Wednesday, April 18, 2012

The Downward Spiral: Save OBU's Vital Role

Over the past four days, we've looked at Baptist schools whose headlong descent into fundamentalism makes OBU's recent missteps seem minor by comparison.  Just as we began the Downward Spiral series with an optimistic note about things stabilizing at OBU, we want to end with an appropriate balance between acknowledging progress and sticking to our guns about the ultimate source of the tension -- the tenuous, mutually draining relationship between OBU and the Baptist General Convention of Oklahoma.

First, credit where credit is due: After nearly a year of protests, I absolutely believe that OBU President David Whitlock is in a position to do right by OBU.  The faculty and retirees' efforts, in particular, have let let him know the seriousness of dismissing two professors without providing Faculty Handbook rights to them.  He is now much more aware of the widespread displeasure with the orientation of OBU as a consequences of the several bad policies his administration has adopted.
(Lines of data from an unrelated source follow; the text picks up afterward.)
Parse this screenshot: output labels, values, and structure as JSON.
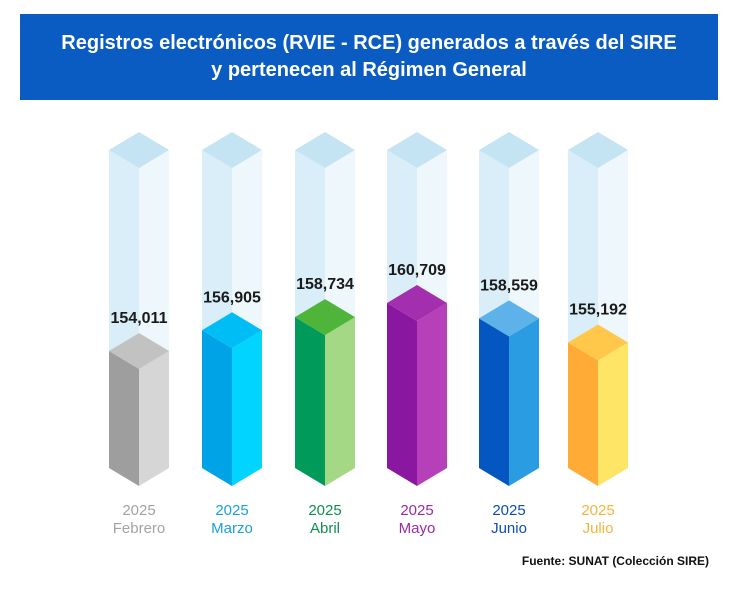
{
  "title": "Registros electrónicos (RVIE - RCE) generados a través del SIRE y pertenecen al Régimen General",
  "source": "Fuente: SUNAT (Colección SIRE)",
  "chart_data": {
    "type": "bar",
    "style": "3d-cylinder-columns",
    "title": "Registros electrónicos (RVIE - RCE) generados a través del SIRE y pertenecen al Régimen General",
    "categories": [
      {
        "year": "2025",
        "month": "Febrero"
      },
      {
        "year": "2025",
        "month": "Marzo"
      },
      {
        "year": "2025",
        "month": "Abril"
      },
      {
        "year": "2025",
        "month": "Mayo"
      },
      {
        "year": "2025",
        "month": "Junio"
      },
      {
        "year": "2025",
        "month": "Julio"
      }
    ],
    "values": [
      154011,
      156905,
      158734,
      160709,
      158559,
      155192
    ],
    "value_labels": [
      "154,011",
      "156,905",
      "158,734",
      "160,709",
      "158,559",
      "155,192"
    ],
    "colors": [
      {
        "left": "#9e9e9e",
        "right": "#d6d6d6",
        "top": "#c2c2c2",
        "label": "#a3a3a3"
      },
      {
        "left": "#00a3e6",
        "right": "#00d4ff",
        "top": "#00bdf5",
        "label": "#1aa0e0"
      },
      {
        "left": "#009a5b",
        "right": "#a4d884",
        "top": "#4fb53a",
        "label": "#0e8f4f"
      },
      {
        "left": "#8a17a0",
        "right": "#b63fba",
        "top": "#a42fae",
        "label": "#9c2aa8"
      },
      {
        "left": "#0457c0",
        "right": "#2a9ce2",
        "top": "#5db2ea",
        "label": "#0c4fb0"
      },
      {
        "left": "#ffab36",
        "right": "#ffe566",
        "top": "#ffc84a",
        "label": "#f7b43a"
      }
    ],
    "ghost_colors": {
      "left": "#d9eef8",
      "right": "#edf7fc",
      "top": "#c4e3f3"
    },
    "ylim": [
      140000,
      170000
    ],
    "grid": false,
    "legend": "none"
  }
}
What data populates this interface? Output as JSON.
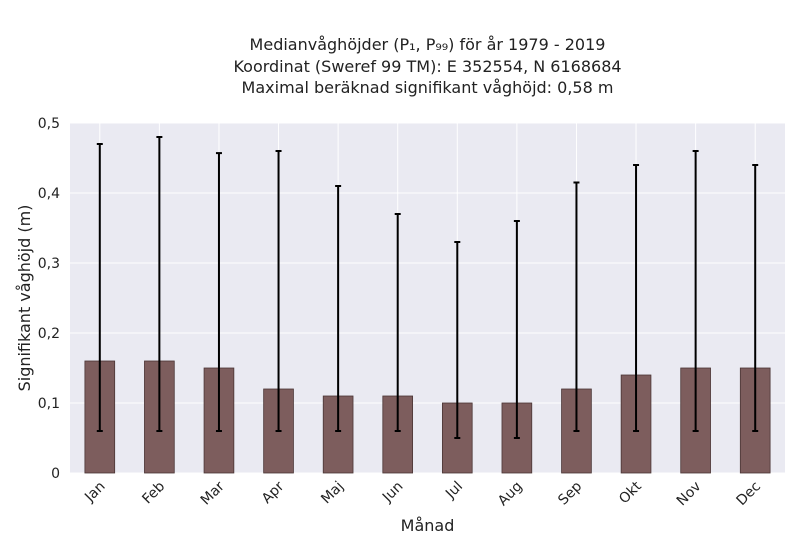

More good news:  At least one academic department reports being able to move forward with two new hires, both their first choice.  Dr. Norman is not getting to play the Doctrinal Enforcer role he obviously envisioned for himself.  As long as he is constrained by appropriate pressure, he will not be able to do further harm.  Whether he will ever be able to repair broken trust and lost confidence is unknown.  But to the extent he is willing to try, we have to honor that effort.

So if we are ending a crisis-filled year on a tentatively hopeful note, why do we still need Save OBU?

Let's not forget the ugly facts of the matter: Two professors were unethically dismissed.  Several core curriculum areas have suffered.  Faculty search committee recommendations have been ignored and overruled.  Legitimate doubt exists about whether Whitlock and Norman want to be loyal to the BGCO's wishes or to the interests of students and faculty.  That doubt will exist as long as BGCO control does, but given the breach of trust, we need to be vigilant.

Faculty can only do so much.  Yes there was widespread anger, fear, and sadness in the wake of two ideologically-motivated firings.  But the faculty really can't continue to beat the administration over the head with this.  Mistakes were made.  OBU's reputation is suffering.  But the faculty have to move on, though they do not have to forget what has happened.  They have to move forward, engage other issues, and allow trust to be rebuilt if the administration repents and makes a genuine effort to uphold academic freedom and the Christian liberal arts tradition that made OBU great.

We may not be heading down the path of mass firings and a wholesale abandonment of everything we hold dear.  But we have to be prepared for things to get ugly.  While we stand in solidarity with the Save Our Shorter coalition, we are well aware of the dangers inherent in waiting until after another major defilement of academic freedom or our cherished Baptist principles before we get organized and stand up for what we believe is right.

Unfortunately, the past two years have made it abundantly clear that OBU needs a watchdog that brings together the interests and perspectives of students (current and prospective), parents, alumni, faculty, and Oklahoma Baptists.  Just because OBU's takeover is in its infancy while at other Baptist schools it is complete does not mean that we could never go down that road.  We welcome any progress, but we remain absolutely convinced that ending BGCO control is the only necessary and sufficient condition for eliminating threats to academic freedom, integrity, and respectability on Bison Hill.